In 15:29-31 we have a record of healing for the glorification of God. Due to the rejection of the Jewish religion, the Lord remained in Galilee of the nations as the healing light. He would not go to Jerusalem, the religious center of the Jews, for them to be healed (13:15). According to the doctrinal arrangement of the record of chapter fifteen, healing comes after eating. In other words, the proper healing comes from inward eating. Dieticians say that if one eats properly, he will not have illness. Illness comes from improper eating, but healing comes from adequate, proper eating. This is the doctrinal point regarding healing in this portion of the Word.
In 15:32-39 we have the miracle of the feeding of the four thousand. Because the Lord had compassion on the multitude in the wilderness, He would not send them away fasting (v. 32).

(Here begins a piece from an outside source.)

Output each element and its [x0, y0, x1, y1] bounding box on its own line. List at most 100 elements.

Christ will not allow His followers to hunger and faint in the way while following Him.
When the disciples learned that the Lord intended to provide food for the people, they said to Him, “Where in a desert are there so many loaves for us as to satisfy so great a crowd?” (v. 33). Even in the barren desert the Lord was able to feed His followers and satisfy them, no matter how many there were. The disciples experienced this before, in 14:15-21; however, it seems that they had not learned the lesson of faith. They set their eyes on the environment instead of on the Lord. Yet the Lord’s presence was better than a rich store.
The Lord asked the disciples, “How many loaves do you have?” This indicates that the Lord always wants to use what we have to bless others. Verse 36 says, “He took the seven loaves and the fishes, and giving thanks, He broke them and gave them to the disciples, and the disciples to the crowds.” If we offer all we have to the Lord, He will take it, break it, and give it back to us for distribution to others, to whom it will become the satisfying and overflowing blessing (v. 37). Whatever we offer to the Lord, however little it is, will be multiplied by His blessing hand to meet the need of a great multitude (v. 38).
In 15:32-39 we see the corporate eating. When I was young, I was bothered by the fact that Matthew gives us two accounts that are almost the same (14:14-21; 15:32-39). However, if you read these two sections carefully, you will see that the purpose of each is different. The purpose of the section about the feeding of the five thousand is to show us that as we are following our rejected King on the pathway to glory, He is able to take care of us. But the purpose of the record of the feeding of the four thousand is to show that we should not simply eat Jesus as crumbs individually as dirty dogs. We also need to eat Him in a corporate way together with many others. Let us all eat Him together. In this corporate eating we do not eat the crumbs, but the whole bread, and a surplus remains. Today in the church life we are no longer dirty dogs eating. Rather, we are proper men eating Him in a corporate way. Every church meeting is a time of corporate eating. When we first came into the church life, we came as dirty dogs, and we ate under the table. But now we are no longer under the table; we are sitting at the table. Although we are in the desert, we are nevertheless at the table. This is the corporate eating, an eating that is complete. The full bread is on the table of the saved ones.